Cennet ve cehennemin varlığına inanmıyorum her şey basit bir ödül ceza kavramına dayalı olamaz. Cennet anlayışınıza da bağlı tabi. Teşekkürler fikirlerinizi belirttiğiniz için.
Tam da öyle.
Cenneti nasıl tarif ettiğinize göre değişir.
***
Yaratıcı mükemmel bir sistem kurdu. Öyle bir sistem ki bir şeyin tarifini ancak zıttı ile yapabiliyorsun.
En sevdiğin yemeğin lezzetini aslında baharatlar değil, açlık hissin arttırıyor. Tok halinle istediğin kadar lezzetli pişirmiș ol, tat alamazsın.
Bu her yerde böyle. Yaşam bunun üzerine kurulu. Zıttı ile Kıyas ederek idrak ediyoruz herseyi. Nișanlisindan ayrılan kadın daha beter bir serseri ile takılır ve kısa süre sonra nişanlısı ile evlenme kararı alır. Neden çünkü kıyas edecek referans elde etti.
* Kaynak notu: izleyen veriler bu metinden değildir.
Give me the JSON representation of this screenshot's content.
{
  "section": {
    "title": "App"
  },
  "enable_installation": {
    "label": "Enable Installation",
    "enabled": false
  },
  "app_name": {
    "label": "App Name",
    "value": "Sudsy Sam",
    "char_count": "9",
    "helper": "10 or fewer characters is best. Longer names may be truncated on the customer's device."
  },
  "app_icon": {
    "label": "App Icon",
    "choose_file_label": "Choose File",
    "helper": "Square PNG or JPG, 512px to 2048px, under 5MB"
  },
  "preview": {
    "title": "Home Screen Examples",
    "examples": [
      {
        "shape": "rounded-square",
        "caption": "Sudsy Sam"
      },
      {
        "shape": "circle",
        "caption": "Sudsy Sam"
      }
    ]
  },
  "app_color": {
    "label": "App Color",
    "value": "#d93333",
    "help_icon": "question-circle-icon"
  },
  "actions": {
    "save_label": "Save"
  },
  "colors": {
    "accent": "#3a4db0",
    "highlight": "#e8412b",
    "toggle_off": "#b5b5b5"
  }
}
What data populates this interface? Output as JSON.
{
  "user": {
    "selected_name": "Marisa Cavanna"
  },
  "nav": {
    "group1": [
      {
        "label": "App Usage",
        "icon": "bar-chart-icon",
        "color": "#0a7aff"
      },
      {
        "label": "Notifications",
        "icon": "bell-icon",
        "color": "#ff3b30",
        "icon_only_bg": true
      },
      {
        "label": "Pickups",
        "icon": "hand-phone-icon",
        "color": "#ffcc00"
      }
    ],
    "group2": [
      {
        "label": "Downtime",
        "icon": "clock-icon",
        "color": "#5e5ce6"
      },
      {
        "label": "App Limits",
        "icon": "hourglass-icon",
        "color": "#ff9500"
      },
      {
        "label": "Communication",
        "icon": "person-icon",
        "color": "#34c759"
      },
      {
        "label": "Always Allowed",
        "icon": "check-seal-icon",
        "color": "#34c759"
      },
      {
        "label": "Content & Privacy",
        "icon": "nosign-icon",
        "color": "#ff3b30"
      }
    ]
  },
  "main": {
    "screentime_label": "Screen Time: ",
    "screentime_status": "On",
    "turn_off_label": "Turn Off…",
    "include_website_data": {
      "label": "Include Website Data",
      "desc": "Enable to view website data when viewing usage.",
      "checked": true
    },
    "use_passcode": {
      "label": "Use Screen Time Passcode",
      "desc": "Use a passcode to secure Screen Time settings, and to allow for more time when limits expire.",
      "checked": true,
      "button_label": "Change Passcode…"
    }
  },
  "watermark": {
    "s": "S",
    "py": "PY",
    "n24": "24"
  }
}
Herşey zıttı ile anlaşılır. Biz bu format ile yaratıldık. Yaz-kış, sıcak olmasa soğuk olmazdı. Tek ton olurdu.
Bir elmas bile güneşin altında değil, siyah karanlık arka fonda parlatılıyor reklamlarda.
Herseyin değeri kontrast ile ortaya çıkar. Smart tv ler bile görüntü kalitesinde yüksek karşıtlık (kontrast) değerine göre klasmanlandırılıyor. Hdr, gerçek siyah, güçlü renkler vs aslında daha yüksek zıtlıkların bir arada olması esasına dayalı. Heryerde bu mantalite kodlanmıș yani.
O halde cennetin değeri cehennem ile anlaşılır. Cehennemden kurtuluş hissi cennettir. Negatif ve pozitif olmak üzere iki ana akım enerji var zaten. Bunu inkar edebiliyor muyuz hissiyat olarak?
O halde ölümden sonraki ayrışmada da cennet ve cehennem denen iki gezegene dagitilabiliriz. O hayatın formatı belki zitliklar ile değil tekillik ile yaşanır. Bilemiyoruz tam.
Ama ölümden sonra bir kapı daha açılacağı kesin.
Bu dünyada aklı olan kişi bir olaganüstülük yakalar ve işaretleri takip eder zaten. İşaretler onu zaten doğru yere ulaştırır.